Pushes digital banking provider that much closer to possible public debut

Digital banking giant Chime released Friday that it has raised $750 million in a Series G funding round that values the fintech company at $25 billion — nearly $10 billion higher than its last reported valuation in October 2020.

Chime’s latest round was led by Sequoia Capital Global Equities with participation from SoftBank, General Atlantic, Tiger Global and Dragoneer Investment Group.

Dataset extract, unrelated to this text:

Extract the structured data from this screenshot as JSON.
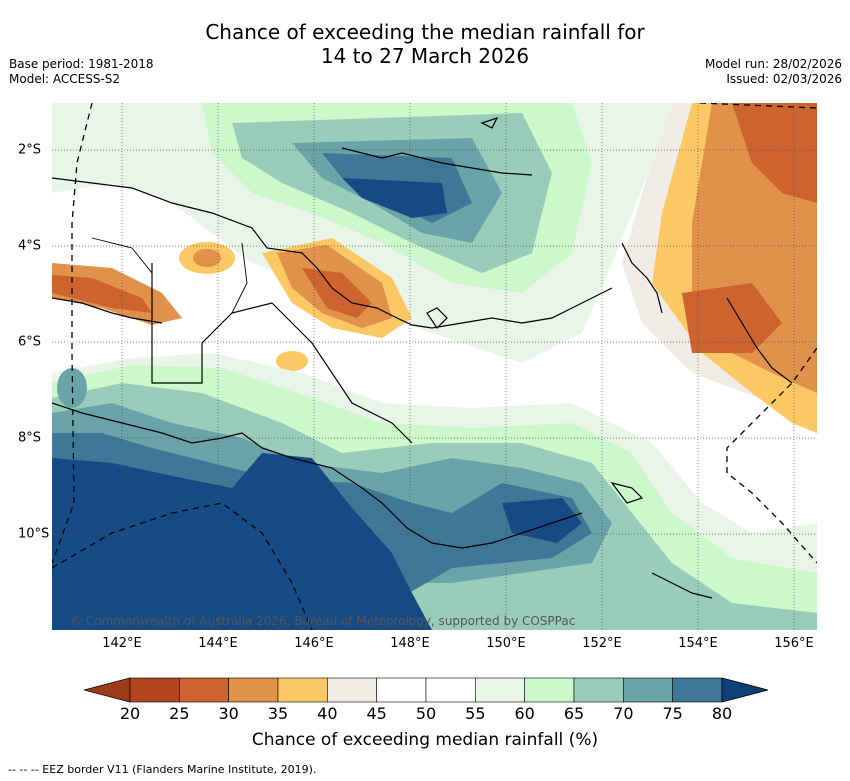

Founded in 2013, Chime has claimed itself as a “fee-free and user-friendly banking app” that is attempting to challenge the traditional banking sphere. The platform also provides an accompanying debit card — on which the business earns interchange revenue — and auto-savings account.

On top of that, Chime also provides its services to in-person banks, primarily through its Chime checking account. Chime’s “SpotMe” feature all allows customers to make debit card purchases that overdraw on their accounts with no overdraft fees — a risky transaction to get in to but one that gives users a bit of mercy. As of early August, Chime also revealed users can utilize SpotMe to get cash from ATMs and cashback locations.

The latest funding round positions the company for a potential IPO in the first half of next year, according to The Wall Street Journal, citing sources familiar with the matter. In March, Reuters told a similar story, also citing from sources that the company had held preliminary talks with investment banks for a stock market floatation that could value it at more than $30 billion.

Chime said it would use the funds raised to scale its operations and launch new products and services.

The company also added Cynt Marshall, chief executive officer of American basketball team the Dallas Mavericks, Jimmy Dunne, vice chairman of investment bank Piper Sandler and Sue Decker, founder and chief executive officer of community building platform Raftr, as independent directors to its board.

Digital banking has taken off as a result of pandemic driven stay-at-home lifestyles highlighted by a number of other massive funding rounds and IPOs. Due, Ally, Current and others offer a various amount of tech centered on digital transactions and virtual payments, and all seem to be thriving.

In January 2020, just 4% of Gen Zers and Millennials considered a checking account from a challenger bank their primary account. By December 2020, that percentage had grown to 15%, according to a study from Cornerstone Advisors and StrategyCorps.

Digital wallet Eco closed a $60 million series B round just a month ago to boost its tech that functions by first connecting your bank account and depositing money into the app. Once your money is in there, it starts earning 2.5% APY. And then you can begin spending money at merchants like Amazon, Uber Eats, InstaCart and DoorDash.